A withdrawal from an already established purchase contract by the client is only permissible due to impartial significant grounds and authorises us to make a financial adjustment by way of a re endorsement of at least 25% of the order volume, as well as to remunerate further loss.
XI. Damages and product guarantee
It is specifically agreed that we do not need to pay the client any damages for injuries to persons, damage to goods that are not an object of the contract and for other damages, insofar as gross negligence or intent cannot be attributed to us in individual cases. The liability for lost profit is generally excluded. All claims for damages must be legally claimed – if we do not specifically acknowledge the defect in writing – within one year after the termination of the contractually established guarantee deadline; otherwise rights to claims become null and void on its merits.
XII. General stipulations
The client can only transfer rights from the contract at hand to third parties with our specific authorization in writing. Place of fulfillment for delivery and payment is solely Bärnbach, even if it is agreed that these activities should take place elsewhere. With respect to all disputes that may directly or indirectly arise from this contractual relationship, depending upon actual authority, the District Court Voitsberg or the Regional Court for ZRS Graz are specifically agreed upon. Insofar as this is not agreed otherwise by written agreements, for all contracts and disputes solely Austrian law applies, with UN purchase law respectively other international rules of conflict of laws will be ruled out.

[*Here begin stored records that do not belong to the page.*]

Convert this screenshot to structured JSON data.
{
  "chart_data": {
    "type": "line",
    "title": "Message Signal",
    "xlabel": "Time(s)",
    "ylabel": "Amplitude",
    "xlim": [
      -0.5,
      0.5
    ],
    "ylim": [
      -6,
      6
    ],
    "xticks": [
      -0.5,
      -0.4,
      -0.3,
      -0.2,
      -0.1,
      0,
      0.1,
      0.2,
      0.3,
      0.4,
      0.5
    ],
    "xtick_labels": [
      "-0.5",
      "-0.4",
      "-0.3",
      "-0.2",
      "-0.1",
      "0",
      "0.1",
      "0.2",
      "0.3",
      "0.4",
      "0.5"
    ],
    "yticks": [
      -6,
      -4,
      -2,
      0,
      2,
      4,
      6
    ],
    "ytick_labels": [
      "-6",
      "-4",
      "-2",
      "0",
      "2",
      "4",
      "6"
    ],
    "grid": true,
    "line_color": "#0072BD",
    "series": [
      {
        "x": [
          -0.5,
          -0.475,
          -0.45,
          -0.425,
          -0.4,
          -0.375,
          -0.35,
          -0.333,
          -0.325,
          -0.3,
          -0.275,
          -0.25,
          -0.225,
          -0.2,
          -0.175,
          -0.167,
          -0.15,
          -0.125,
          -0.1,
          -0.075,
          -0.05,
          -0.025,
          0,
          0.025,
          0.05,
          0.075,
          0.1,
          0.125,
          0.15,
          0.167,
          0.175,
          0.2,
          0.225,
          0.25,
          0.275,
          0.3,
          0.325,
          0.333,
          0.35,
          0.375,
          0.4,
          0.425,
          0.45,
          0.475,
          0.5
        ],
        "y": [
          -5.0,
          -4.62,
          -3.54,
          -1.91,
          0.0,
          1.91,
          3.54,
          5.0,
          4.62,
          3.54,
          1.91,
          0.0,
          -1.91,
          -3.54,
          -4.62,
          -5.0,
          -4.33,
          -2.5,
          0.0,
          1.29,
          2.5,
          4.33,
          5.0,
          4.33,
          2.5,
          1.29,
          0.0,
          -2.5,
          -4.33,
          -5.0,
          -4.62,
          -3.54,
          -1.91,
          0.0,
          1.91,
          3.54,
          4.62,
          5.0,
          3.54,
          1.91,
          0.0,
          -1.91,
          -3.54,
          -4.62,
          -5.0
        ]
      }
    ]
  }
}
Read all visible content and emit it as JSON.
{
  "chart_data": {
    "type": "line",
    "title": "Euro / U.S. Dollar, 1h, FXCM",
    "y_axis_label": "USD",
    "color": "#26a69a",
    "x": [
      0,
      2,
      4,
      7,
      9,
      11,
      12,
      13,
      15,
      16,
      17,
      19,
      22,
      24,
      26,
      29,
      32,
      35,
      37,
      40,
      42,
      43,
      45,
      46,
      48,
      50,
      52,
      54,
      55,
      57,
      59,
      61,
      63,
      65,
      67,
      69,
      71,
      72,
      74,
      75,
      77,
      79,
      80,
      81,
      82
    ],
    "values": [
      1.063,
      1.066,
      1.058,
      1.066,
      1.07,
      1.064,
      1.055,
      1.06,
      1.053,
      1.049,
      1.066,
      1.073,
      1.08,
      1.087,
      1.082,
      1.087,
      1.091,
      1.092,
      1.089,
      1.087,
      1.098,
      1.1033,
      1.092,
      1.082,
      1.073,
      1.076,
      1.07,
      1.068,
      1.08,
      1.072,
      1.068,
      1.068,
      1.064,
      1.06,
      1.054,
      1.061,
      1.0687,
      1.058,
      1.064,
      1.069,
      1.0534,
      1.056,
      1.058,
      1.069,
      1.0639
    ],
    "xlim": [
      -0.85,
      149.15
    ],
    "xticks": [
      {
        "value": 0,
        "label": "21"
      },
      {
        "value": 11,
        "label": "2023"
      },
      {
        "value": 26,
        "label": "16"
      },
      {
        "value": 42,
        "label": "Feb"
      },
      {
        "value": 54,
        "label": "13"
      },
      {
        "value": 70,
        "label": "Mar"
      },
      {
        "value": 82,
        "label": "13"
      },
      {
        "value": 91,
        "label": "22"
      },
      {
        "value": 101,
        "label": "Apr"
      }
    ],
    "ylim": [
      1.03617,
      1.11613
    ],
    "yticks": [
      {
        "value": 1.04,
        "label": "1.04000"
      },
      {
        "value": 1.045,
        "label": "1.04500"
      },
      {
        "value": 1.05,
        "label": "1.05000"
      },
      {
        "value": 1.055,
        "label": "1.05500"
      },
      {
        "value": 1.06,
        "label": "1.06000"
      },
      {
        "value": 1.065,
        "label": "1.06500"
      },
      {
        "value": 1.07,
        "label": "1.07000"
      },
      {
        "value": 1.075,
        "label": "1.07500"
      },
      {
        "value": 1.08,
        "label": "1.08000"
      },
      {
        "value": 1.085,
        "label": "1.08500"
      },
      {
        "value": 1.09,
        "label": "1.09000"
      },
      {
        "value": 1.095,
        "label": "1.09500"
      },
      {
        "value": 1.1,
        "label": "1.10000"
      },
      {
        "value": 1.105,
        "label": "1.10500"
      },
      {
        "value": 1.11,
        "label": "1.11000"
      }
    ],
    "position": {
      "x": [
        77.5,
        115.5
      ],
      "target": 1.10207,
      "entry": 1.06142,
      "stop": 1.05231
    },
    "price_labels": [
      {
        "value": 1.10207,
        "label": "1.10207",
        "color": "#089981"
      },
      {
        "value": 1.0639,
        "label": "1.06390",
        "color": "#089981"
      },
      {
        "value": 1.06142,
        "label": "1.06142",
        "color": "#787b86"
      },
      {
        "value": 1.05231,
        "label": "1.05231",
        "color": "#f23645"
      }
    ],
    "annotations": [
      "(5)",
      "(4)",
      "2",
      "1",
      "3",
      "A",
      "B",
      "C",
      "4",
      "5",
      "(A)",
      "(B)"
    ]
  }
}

To be legal, changes in this contract must specifically be in writing, including a change effecting a change in this form requirement. Oral agreements are invalid. Should individual stipulations in these sales and delivery terms be or become invalid, this does not effect the validity of the other stipulations, and the contract otherwise remains legally valid. Any non-functional stipulations should be replaced by stipulations of a type that comes as close as possible to the legal intentions of the parties to the contract or be reduced to the legal permitted degree (reduction with conservation of repute).